Cumulation of Errors

Baze argues in his brief that even if the eleven errors he asserts are considered to be harmless, their cumulative effect taints the trial to the extent that his due process rights were violated. This analysis fails, however, because Baze is unable to point to any individual errors in the trial, with the exception of the harmless error related to the jury form. Furthermore, Baze relies on United States v. Parker, 997 F.2d 219 (6th Cir.1993), for the proposition that errors that are harmless in isolation may require reversal when taken together. Under AEDPA, however, a court may only grant habeas relief based on misapplication of Supreme Court law. Bailey v. Mitchell, 271 F.3d 652, 655 (6th Cir.2001). Because Baze cannot establish any errors to cumulate and because his theory that errors can be considered in the aggregate depends on non-Supreme Court precedent, this claim is also without merit.

IV

For the foregoing reasons, we AFFIRM the district court’s denial of Baze’s petition for a writ of habeas corpus.

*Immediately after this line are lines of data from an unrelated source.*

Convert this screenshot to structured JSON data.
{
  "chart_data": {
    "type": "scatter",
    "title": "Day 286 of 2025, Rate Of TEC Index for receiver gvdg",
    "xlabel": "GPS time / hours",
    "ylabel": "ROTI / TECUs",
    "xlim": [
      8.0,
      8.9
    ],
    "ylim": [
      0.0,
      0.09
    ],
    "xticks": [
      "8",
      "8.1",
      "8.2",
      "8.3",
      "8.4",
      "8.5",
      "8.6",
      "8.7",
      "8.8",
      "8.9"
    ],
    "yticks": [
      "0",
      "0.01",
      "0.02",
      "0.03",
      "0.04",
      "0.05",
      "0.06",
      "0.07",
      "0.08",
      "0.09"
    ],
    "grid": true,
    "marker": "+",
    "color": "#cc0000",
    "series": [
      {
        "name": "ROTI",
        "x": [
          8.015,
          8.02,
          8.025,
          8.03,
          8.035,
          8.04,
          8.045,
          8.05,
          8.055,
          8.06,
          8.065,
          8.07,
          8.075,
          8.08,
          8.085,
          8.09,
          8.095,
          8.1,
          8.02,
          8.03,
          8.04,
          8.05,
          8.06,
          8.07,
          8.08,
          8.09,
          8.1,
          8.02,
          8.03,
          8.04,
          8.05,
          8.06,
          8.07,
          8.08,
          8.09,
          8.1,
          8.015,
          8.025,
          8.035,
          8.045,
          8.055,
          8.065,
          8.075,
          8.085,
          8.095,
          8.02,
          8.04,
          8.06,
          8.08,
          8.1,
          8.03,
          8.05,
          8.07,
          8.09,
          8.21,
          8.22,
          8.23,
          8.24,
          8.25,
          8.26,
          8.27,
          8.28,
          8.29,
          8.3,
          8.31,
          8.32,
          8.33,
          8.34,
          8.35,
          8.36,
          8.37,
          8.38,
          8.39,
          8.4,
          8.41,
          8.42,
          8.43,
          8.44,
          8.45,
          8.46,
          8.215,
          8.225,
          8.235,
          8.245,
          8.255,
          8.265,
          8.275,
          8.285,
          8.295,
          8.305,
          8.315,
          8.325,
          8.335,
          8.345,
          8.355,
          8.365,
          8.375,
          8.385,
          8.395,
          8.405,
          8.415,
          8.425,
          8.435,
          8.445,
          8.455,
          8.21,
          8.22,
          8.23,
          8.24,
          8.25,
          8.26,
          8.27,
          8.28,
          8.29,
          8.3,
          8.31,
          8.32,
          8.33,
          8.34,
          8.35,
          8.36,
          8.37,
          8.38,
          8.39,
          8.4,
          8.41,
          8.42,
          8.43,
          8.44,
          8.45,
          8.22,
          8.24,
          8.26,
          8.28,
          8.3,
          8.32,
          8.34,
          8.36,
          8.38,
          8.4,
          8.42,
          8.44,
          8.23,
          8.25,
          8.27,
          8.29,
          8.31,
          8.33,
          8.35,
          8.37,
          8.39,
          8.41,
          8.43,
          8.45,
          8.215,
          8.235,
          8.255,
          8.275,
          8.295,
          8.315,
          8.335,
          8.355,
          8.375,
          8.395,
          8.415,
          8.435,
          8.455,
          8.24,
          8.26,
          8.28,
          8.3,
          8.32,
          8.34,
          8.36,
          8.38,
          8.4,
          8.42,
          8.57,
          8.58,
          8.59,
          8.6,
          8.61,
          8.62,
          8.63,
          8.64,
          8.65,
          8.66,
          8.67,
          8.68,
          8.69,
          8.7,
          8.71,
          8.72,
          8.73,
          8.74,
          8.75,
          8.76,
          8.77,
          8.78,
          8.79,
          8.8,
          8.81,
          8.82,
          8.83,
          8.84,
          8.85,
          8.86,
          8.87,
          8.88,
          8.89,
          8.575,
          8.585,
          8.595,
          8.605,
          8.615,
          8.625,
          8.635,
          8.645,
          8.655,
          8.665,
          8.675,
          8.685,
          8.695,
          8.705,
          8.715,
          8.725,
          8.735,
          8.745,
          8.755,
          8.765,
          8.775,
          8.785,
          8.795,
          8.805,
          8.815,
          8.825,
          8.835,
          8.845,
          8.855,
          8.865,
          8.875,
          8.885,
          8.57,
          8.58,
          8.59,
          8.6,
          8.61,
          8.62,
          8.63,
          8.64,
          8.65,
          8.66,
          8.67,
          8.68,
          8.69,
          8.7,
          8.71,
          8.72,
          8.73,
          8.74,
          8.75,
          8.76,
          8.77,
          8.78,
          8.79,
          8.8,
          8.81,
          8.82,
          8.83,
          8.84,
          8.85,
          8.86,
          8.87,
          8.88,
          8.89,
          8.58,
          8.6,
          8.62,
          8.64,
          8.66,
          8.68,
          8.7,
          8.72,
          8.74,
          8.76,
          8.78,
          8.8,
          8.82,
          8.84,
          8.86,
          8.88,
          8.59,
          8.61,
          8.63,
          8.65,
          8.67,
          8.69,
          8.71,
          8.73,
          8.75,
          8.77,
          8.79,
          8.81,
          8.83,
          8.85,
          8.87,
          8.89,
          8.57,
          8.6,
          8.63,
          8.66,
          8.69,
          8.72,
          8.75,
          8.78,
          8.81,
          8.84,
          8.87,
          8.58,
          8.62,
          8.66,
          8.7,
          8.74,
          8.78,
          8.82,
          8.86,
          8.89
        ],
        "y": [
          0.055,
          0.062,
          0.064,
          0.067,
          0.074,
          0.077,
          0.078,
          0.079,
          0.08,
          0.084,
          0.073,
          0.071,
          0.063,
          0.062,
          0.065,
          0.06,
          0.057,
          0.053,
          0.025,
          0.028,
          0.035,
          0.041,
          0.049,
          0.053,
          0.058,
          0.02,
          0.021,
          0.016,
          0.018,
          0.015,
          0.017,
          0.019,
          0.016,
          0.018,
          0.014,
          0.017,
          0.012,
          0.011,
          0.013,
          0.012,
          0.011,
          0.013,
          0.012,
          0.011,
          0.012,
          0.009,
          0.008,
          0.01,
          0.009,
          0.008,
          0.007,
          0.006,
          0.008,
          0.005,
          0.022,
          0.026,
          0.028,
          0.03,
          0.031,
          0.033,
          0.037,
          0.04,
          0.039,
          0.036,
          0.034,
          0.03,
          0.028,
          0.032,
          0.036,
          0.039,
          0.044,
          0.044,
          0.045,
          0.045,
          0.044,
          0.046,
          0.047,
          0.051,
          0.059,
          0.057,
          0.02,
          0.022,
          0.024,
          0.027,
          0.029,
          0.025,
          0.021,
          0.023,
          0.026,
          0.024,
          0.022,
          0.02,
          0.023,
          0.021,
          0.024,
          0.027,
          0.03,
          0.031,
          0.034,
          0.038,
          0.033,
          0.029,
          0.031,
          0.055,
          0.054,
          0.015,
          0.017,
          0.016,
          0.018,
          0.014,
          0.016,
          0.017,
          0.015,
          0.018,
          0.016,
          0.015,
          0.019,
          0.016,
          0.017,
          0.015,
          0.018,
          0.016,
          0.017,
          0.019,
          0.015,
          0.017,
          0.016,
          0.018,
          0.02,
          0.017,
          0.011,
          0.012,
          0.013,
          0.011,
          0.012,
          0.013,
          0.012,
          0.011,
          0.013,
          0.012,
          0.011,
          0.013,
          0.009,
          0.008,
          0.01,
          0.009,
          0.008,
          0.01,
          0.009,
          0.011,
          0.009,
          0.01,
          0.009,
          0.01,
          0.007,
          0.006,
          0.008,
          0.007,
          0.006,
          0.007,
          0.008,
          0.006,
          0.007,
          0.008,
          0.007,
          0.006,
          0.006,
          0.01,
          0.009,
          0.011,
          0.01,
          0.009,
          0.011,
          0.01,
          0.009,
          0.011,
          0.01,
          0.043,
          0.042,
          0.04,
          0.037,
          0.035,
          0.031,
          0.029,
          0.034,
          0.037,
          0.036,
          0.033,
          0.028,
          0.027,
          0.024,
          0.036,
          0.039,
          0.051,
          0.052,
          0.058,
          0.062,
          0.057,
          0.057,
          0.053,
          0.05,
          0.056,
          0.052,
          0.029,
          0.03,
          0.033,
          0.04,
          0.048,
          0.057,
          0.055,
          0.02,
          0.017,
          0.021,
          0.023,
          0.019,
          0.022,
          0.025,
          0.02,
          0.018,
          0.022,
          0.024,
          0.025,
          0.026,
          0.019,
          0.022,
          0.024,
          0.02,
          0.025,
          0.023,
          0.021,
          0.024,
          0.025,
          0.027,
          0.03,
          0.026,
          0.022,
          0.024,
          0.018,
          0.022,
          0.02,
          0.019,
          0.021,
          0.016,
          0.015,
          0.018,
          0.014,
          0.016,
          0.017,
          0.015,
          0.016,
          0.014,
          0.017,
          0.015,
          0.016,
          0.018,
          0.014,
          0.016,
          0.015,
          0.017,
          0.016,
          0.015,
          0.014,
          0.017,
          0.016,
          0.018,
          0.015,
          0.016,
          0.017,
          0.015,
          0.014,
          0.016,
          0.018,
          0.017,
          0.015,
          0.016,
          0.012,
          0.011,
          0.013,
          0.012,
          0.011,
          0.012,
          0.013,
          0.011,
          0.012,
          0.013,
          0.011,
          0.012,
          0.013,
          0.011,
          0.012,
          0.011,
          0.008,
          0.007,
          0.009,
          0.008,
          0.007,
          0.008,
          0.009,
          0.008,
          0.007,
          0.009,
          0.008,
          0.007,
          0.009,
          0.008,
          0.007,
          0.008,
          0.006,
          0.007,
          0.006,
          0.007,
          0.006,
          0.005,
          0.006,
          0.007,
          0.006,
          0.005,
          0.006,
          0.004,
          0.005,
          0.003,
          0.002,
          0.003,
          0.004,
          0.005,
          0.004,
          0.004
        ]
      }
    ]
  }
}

BOGGS, C. J., delivered the opinion of the court, in which COOK, J., joined.

COLE, J. (pp. 330-36), delivered a separate opinion concurring in part and dissenting in part.

. Under local court procedure, fourteen jurors hear all of the evidence and then two are chosen by lottery as alternates, after the closing arguments, and do not participate in the deliberations. Therefore, excusing extra jurors by lottery is a well-established practice in Kentucky state courts. See also Ky. R.Crim. P. 9.36(2).

. See Eric Y. Drogin, To the Brink of Insanity: “Extreme Emotional Disturbance” in Kentucky Law, 26 N. Ky. L.Rev. 99 (1999).